Thursday, 12 February 2015

UK Archaeologists go the Extra Mile


Posted on  Feb 11 2015 by the Administrator of "the Dig Site" a UK archaeology webpage: at Metal Detectorists - not all bad news
We've all heard horror stories of "night hawking" by irresponsible metal detectorists; plundering everything from scheduled ancient monuments to ongoing excavations. The Dig Site team don't believe this is a fair representation of most detectorists and so would like to hear from you about positive stories. Stories about working in partnership on digs, of good practice and of adding to the historical record. The best stories will be featured on this website. We look forward to hearing from you, closing date is Friday 27 February 2015. Send your stories to us at digdiscoverenjoy@gmail.com
Good practice or best practice? The PAS was set up to encourage best practice. That's what people are paying for.

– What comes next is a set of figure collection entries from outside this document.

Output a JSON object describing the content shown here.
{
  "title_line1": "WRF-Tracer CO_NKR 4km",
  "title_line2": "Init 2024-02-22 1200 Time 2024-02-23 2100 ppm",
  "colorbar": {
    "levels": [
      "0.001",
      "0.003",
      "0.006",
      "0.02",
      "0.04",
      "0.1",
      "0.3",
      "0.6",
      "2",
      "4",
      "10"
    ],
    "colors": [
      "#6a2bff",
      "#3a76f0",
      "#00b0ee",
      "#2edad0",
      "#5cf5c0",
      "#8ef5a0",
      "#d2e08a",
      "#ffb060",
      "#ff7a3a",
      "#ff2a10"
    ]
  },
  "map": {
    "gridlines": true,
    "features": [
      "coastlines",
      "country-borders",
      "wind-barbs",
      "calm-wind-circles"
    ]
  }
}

This project is a pretty egregious example of the airheadedness that permeates the debate on artefact collecting in British archaeology in at least two aspects. First of all it is almost as if one can expect that next week they will do an essay competition to show "not all Moslems are terrorists" and the week after, "not all Catholic clergymen are sex perverts". I really do wonder why they feel there are such stereotypes among their readers. Do they imagine that they are all that thick? The "digsite" team are falling into the pro-collecting lobby's trap of arguing that anything that is not nighthawking is OK. This leads the unwary to the conclusion that if you separate artefact hunters into two groups "nighthawks" and "others" this has identified all the "responsible detectorists". The fallacy of that argument should be pretty obvious to anyone thinking the issue through, but as we have seen time and time again, not all UK archaeologists see it.

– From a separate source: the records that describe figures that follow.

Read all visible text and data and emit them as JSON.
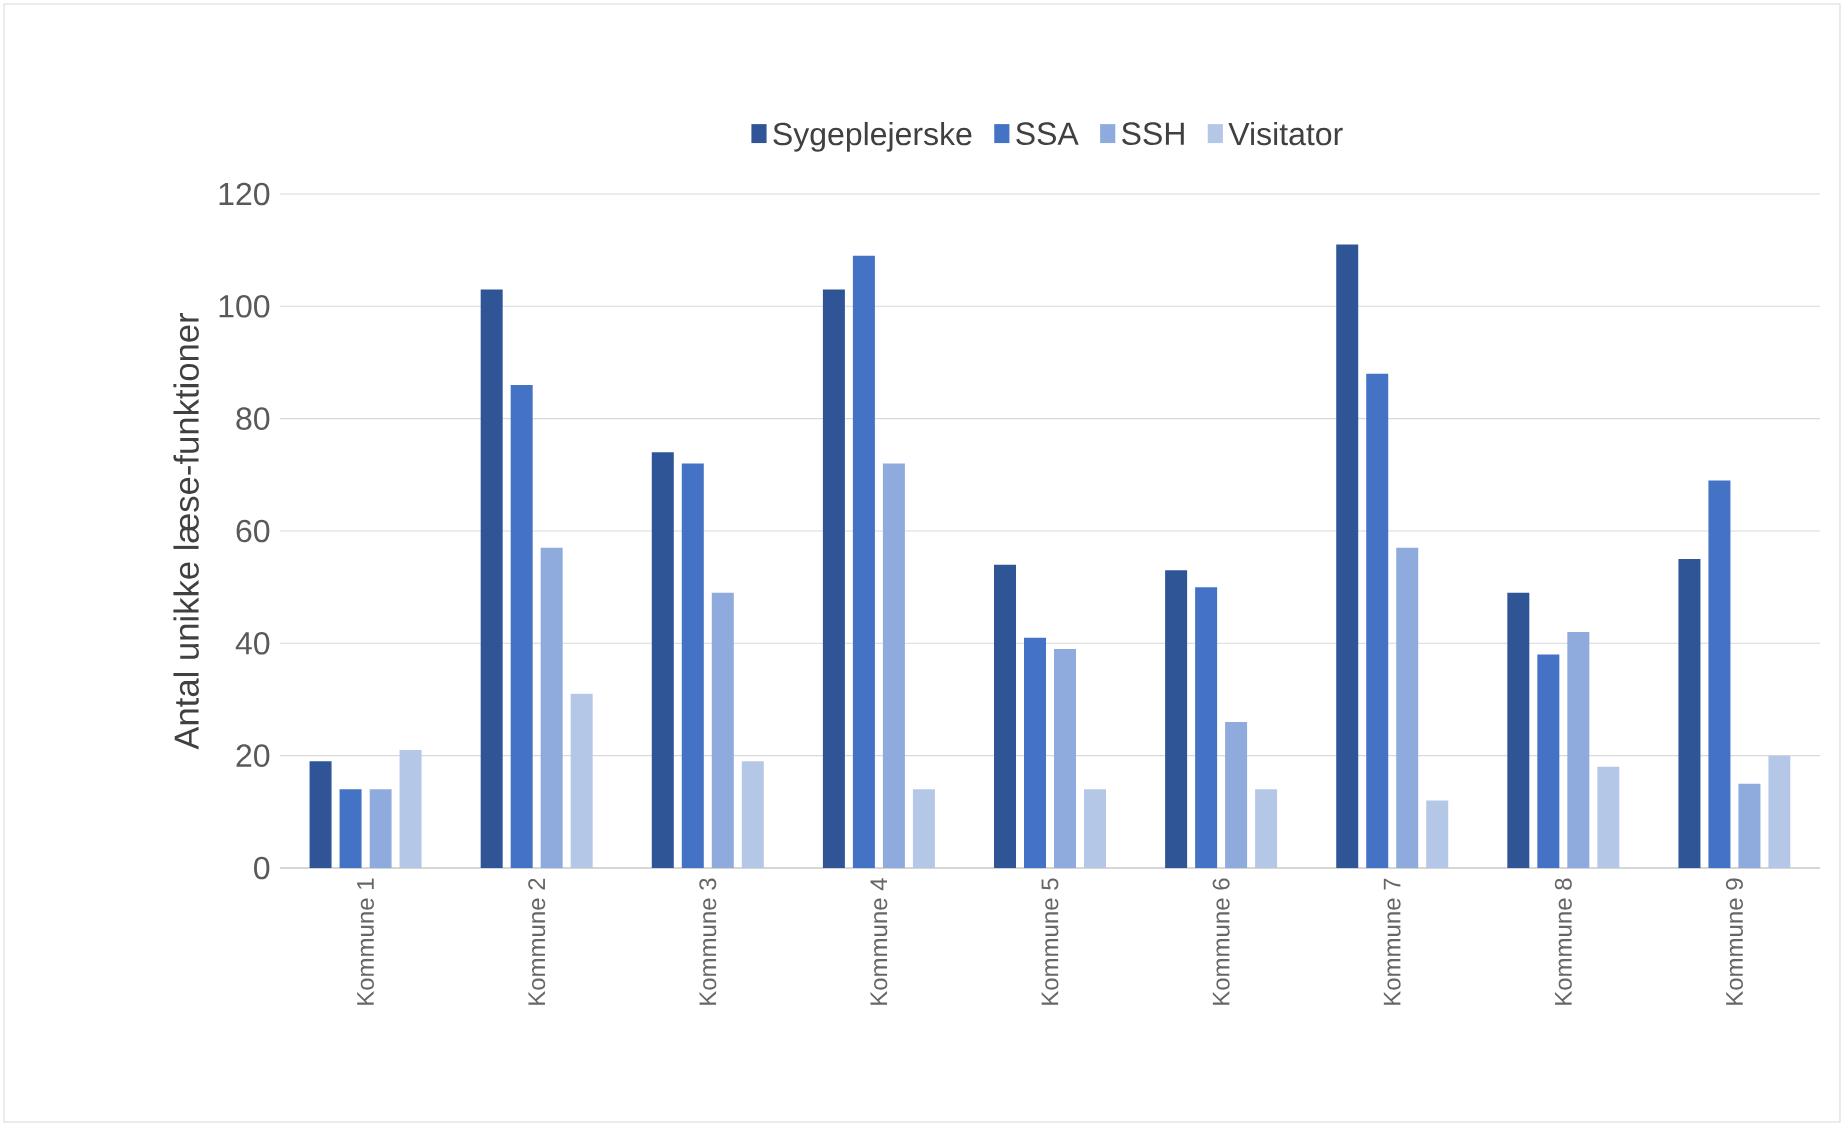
{
  "chart_data": {
    "type": "bar",
    "ylabel": "Antal unikke læse-funktioner",
    "categories": [
      "Kommune 1",
      "Kommune 2",
      "Kommune 3",
      "Kommune 4",
      "Kommune 5",
      "Kommune 6",
      "Kommune 7",
      "Kommune 8",
      "Kommune 9"
    ],
    "series": [
      {
        "name": "Sygeplejerske",
        "color": "#2f5597",
        "values": [
          19,
          103,
          74,
          103,
          54,
          53,
          111,
          49,
          55
        ]
      },
      {
        "name": "SSA",
        "color": "#4472c4",
        "values": [
          14,
          86,
          72,
          109,
          41,
          50,
          88,
          38,
          69
        ]
      },
      {
        "name": "SSH",
        "color": "#8faadc",
        "values": [
          14,
          57,
          49,
          72,
          39,
          26,
          57,
          42,
          15
        ]
      },
      {
        "name": "Visitator",
        "color": "#b4c7e7",
        "values": [
          21,
          31,
          19,
          14,
          14,
          14,
          12,
          18,
          20
        ]
      }
    ],
    "ylim": [
      0,
      120
    ],
    "yticks": [
      0,
      20,
      40,
      60,
      80,
      100,
      120
    ],
    "grid": "y",
    "legend": "top"
  }
}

The other problem is these archaeologists insist on talking about "metal detectorists". So what are they looking for, tales of good practice using a metal detector (the guys who took part in an archaeological survey of a battlefield site and collected up and plotted all the bits of canister shot? The guy who took part in such a survey and insisted on keeping "only one" artefact for himself)? Or are they talking about good/best practice in artefact hunting and collecting? These are two different things. It is the latter - what artefact hunters do on their own when not being supervised - that is the issue. "Working in partnership on digs" is not the issue, "good practice and of adding everything found to the historical record and not damaging anything" is. Also they are making a mistake selecting out what they consider the best stories and presenting it as an example of the sort of behaviour they'd like (for some reason best known to themselves) us all to think is fairly typical. I think we should see the full range of accounts wihich detectorists consider to be the epitome of that "good practice". What have "thedigsite" got to gain by hiding the evidence they've gathered?

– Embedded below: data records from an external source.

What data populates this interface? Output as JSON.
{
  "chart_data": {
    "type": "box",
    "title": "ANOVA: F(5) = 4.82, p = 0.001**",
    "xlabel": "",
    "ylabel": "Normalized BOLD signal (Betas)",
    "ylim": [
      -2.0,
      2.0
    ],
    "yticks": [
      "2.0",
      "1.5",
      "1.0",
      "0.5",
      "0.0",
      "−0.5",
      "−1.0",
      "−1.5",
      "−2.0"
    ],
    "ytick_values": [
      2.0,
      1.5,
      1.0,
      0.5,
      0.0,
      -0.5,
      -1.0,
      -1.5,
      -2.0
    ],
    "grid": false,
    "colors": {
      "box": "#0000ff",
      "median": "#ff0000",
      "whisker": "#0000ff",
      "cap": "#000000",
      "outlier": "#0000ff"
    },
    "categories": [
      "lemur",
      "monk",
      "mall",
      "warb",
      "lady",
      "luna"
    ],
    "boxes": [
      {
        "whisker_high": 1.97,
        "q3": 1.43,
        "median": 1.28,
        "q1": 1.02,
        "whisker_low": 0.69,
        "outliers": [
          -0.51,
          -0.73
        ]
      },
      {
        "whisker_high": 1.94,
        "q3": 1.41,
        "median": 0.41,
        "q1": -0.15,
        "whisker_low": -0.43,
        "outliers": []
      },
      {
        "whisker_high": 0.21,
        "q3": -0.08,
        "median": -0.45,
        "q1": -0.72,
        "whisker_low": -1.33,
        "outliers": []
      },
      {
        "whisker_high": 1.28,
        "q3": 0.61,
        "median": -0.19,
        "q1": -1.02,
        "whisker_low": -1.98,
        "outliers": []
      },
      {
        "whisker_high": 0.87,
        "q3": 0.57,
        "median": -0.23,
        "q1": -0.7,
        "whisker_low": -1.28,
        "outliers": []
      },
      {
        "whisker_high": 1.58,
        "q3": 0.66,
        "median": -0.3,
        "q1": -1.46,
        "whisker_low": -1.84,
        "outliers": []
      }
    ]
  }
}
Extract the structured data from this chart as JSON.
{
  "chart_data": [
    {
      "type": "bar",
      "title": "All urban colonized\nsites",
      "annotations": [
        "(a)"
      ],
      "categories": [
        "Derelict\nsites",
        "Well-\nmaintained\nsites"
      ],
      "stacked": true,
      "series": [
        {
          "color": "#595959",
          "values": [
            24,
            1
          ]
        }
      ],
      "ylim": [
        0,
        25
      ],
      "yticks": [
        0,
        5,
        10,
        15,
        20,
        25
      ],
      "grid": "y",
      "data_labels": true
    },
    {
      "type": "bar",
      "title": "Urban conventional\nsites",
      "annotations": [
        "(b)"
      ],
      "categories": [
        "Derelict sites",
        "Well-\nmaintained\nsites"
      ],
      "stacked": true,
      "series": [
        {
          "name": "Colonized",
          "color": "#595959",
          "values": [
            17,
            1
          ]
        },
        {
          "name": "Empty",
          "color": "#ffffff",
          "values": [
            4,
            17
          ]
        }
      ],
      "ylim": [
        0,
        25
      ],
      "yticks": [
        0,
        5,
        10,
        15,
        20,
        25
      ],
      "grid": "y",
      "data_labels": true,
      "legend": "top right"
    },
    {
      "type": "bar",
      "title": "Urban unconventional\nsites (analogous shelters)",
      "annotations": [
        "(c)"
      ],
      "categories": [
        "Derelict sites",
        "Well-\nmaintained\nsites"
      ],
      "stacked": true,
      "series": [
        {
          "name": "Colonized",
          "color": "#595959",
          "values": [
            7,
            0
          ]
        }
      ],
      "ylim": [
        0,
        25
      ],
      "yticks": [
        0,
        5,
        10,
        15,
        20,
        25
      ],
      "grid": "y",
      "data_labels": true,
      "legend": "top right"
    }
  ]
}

Still, let artefact hunters stop playing the victim and get down to writing their stories.

2 comments:

  1. Point of info for the Dig Site team:

    "night hawking by irresponsible metal detectorists" wrongly conflates two distinct groups. Irresponsibility is NOT nighthawking, it's legal bad practice such as not reporting all finds to PAS - and that IS representative of most detectorists, according to PAS's estimates.

    It would be more constructive if the team started from that basic point of understanding. Citing instances of good practice to contrast with a small minority of criminals misses the point and gives the impression there are only 2 sorts of detectorists when there are three.

    ReplyDelete
  2. Point of info for the Dig Site team:

    "night hawking by irresponsible metal detectorists" wrongly conflates two distinct groups. Irresponsibility is NOT nighthawking, it's legal bad practice such as not reporting all finds to PAS - and that IS representative of most detectorists, according to PAS's estimates.

    It would be more constructive if the team started from that basic point of understanding. Citing instances of good practice to contrast with a small minority of criminals misses the point and gives the impression there are only 2 sorts of detectorists when there are three.